Why Schools Matter: A Cross-National Comparison of Curriculum and Learning
By William H. Schmidt et al.
Jossey-Bass, 2001, $29; 400 pages
The International Association for the Evaluation of Educational Achievement (IEA) began with a chance meeting between Torsten Husen of the University of Stockholm and a group of University of Chicago researchers in the mid-1950s. The scholars at Chicago’s Comparative Education Center, C. Arnold Anderson, Mary Jean Bowman, and Ben Bloom, believed that the whole world should be seen as an educational “laboratory.” The first results from IEA’s international surveys appeared in 1964. Since then, there have been 29 IEA-sponsored cross-national studies. The most famous of these was the 1995 Third International Mathematics and Science Study (TIMSS), the main subject of Why Schools Matter.
Up to 45 nations participated in at least one aspect of this cooperative study of schools, teachers, students, and learning in math and science at three age levels, making it perhaps the largest survey ever undertaken in the social sciences. As in previous surveys, the results suggested that the typical U.S. student knows less math and science than do students in many other industrialized nations. What TIMSS has taught us is that these differences are compounded over time: children in the United States drop lower in the rankings as they age.
One explanation is that curricula in U.S. schools are characterized by too much breadth and not enough depth—in more familiar words, they are “a mile wide and an inch deep.” William Schmidt and his colleagues, the authors of Why Schools Matter, are largely responsible for this notion. They found that school systems in the United States cover a broader range of curricular topics than any other country save Switzerland. However, Swiss textbooks are more selective than American texts, making the U.S. curriculum the most “splintered” in the world.

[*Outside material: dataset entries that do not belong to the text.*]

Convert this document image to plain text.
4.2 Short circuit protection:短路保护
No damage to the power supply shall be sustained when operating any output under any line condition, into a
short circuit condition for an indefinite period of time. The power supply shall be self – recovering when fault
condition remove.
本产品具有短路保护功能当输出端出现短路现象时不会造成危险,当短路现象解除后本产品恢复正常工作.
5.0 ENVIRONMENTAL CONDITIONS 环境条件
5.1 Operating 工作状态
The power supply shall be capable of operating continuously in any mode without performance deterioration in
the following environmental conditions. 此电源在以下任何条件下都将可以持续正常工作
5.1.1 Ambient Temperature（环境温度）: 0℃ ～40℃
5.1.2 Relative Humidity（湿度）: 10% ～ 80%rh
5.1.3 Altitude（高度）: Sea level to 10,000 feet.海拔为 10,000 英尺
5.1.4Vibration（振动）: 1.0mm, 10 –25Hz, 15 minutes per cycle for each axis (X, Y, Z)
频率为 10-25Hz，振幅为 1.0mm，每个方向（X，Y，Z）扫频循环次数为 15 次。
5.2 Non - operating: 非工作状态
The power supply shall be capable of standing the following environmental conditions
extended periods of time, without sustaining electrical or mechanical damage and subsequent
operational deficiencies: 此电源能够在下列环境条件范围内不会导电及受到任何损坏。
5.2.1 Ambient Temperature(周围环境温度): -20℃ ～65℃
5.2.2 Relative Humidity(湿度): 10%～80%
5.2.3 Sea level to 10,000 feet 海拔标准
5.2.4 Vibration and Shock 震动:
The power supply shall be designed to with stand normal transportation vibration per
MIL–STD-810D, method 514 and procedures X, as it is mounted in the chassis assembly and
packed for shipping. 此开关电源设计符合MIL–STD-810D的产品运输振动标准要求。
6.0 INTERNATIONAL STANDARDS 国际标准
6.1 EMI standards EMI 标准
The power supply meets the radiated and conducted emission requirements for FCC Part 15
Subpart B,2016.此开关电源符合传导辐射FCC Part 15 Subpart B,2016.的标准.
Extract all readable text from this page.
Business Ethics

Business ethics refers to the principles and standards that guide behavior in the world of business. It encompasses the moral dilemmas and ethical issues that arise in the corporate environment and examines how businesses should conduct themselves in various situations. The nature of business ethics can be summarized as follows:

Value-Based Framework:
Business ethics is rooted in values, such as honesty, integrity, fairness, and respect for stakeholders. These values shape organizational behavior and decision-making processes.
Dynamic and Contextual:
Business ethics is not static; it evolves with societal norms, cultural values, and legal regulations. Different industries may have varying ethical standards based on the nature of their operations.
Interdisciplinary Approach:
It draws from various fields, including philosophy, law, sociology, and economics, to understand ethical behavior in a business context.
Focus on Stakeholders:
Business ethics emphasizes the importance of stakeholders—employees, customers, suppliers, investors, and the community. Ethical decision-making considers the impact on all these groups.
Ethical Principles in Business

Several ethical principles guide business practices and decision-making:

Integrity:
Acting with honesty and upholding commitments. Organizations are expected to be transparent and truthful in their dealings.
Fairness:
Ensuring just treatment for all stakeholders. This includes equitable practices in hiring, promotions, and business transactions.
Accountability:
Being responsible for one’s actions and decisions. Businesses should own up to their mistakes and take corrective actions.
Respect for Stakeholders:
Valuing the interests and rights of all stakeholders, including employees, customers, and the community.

Unlike the national curricula used in Europe and East Asia, curricula in the United States are uncoordinated, with insufficient attention paid to what students learn as they progress from grade to grade. In a highly mobile nation like the United States, this is particularly nettlesome when children change schools and discover that their new school district teaches geometry in 7th grade, while they took it the previous year.
Curricular variation complicates international comparisons as well. The TIMSS test for 13-year-olds included 44 different mathematic concepts. Some of these concepts weren’t taught in all nations, while many others were taught at one age level but not at another or in different sequences. Does this mean that the tests were unfair? No. In fact, even when there were differences in coverage and sequence, these differences turned out to yield important information. It may be the case that children in the Netherlands are asked to move at a quicker pace, with a more logical sequence of topics, and thus learn more mathematics by the time they graduate. This information has proven useful for U.S. policymakers as they search for ways to upgrade the education system.
Students can even vary from nation to nation in their approach to these tests, further complicating comparisons. The international tests are low stakes in the sense that no consequences are attached to a student’s performance. However, in some cultures, students may view all testing as a challenge to be taken seriously. In other cultures, students may not care in the slightest how they perform unless it “counts.”
The Size of Minnesota
What Why Schools Matter fails to say is that countries themselves are often an arbitrary choice as a unit of analysis. For instance, the United States has a range of demographic, cultural, and social-policy differences that make a comparison with Sweden, a country with a population the same size as Minnesota, somewhat artificial. If other factors were used in defining a legitimate unit of analysis—size, wealth, and school functions—states might be the only units meeting the criteria in the United States.
Why Schools Matter also fails to discuss—mostly because it was not included in the TIMSS surveys—how teachers’ knowledge and skills differed across countries and what effect that might have on achievement. Nor did the TIMSS study have any data on the amount of money nations invested in education. That TIMSS paid no attention to spending was no accident. Decisions concerning which data would be collected were made by IEA committees in which experts had to reach consensus. The committees themselves were overloaded with specialists on subject matter and methodology. No education economist, and few education sociologists, sat on a TIMSS committee. When the time came to decide on the focus of TIMSS, the subject-matter specialists had a virtual monopoly. Consequently, the measurements of the social contexts in which learning takes place are superficial. Schmidt and his colleagues do take a brief and superficial detour to see if their results change when they adjust the data to account for a nation’s per-capita income (they did not change).
Nonschool factors such as a child’s social background seem to make a difference on the TIMSS tests at all levels. The book does not ask, however, whether this difference is the same in all countries or whether it varies in some systematic pattern. Research performed by William Loxley and myself in 1983 found that the influence of a student’s socioeconomic status on achievement varies from one nation to another. The lower a nation’s gross domestic product (GDP), it appears, the more influence the school seems to have. This finding has been a principal rationale for the investment in school quality by the World Bank, USAID, UNESCO, and many other international development agencies. Although recent re-analyses have challenged the strength of the earlier findings, the fact remains that the influence of socioeconomic status on achievement is by no means uniform across nations, age/grade levels, gender, and subject matter.
Why Schools Matter may be of marginal interest to general readers, but it is an excellent book based on a study of unprecedented sophistication and quality. It tells us that if U.S. schools are to improve, much more attention must be paid to the depth and focus of their curricula.
–Stephen P. Heyneman is a professor of international education policy at Vanderbilt University.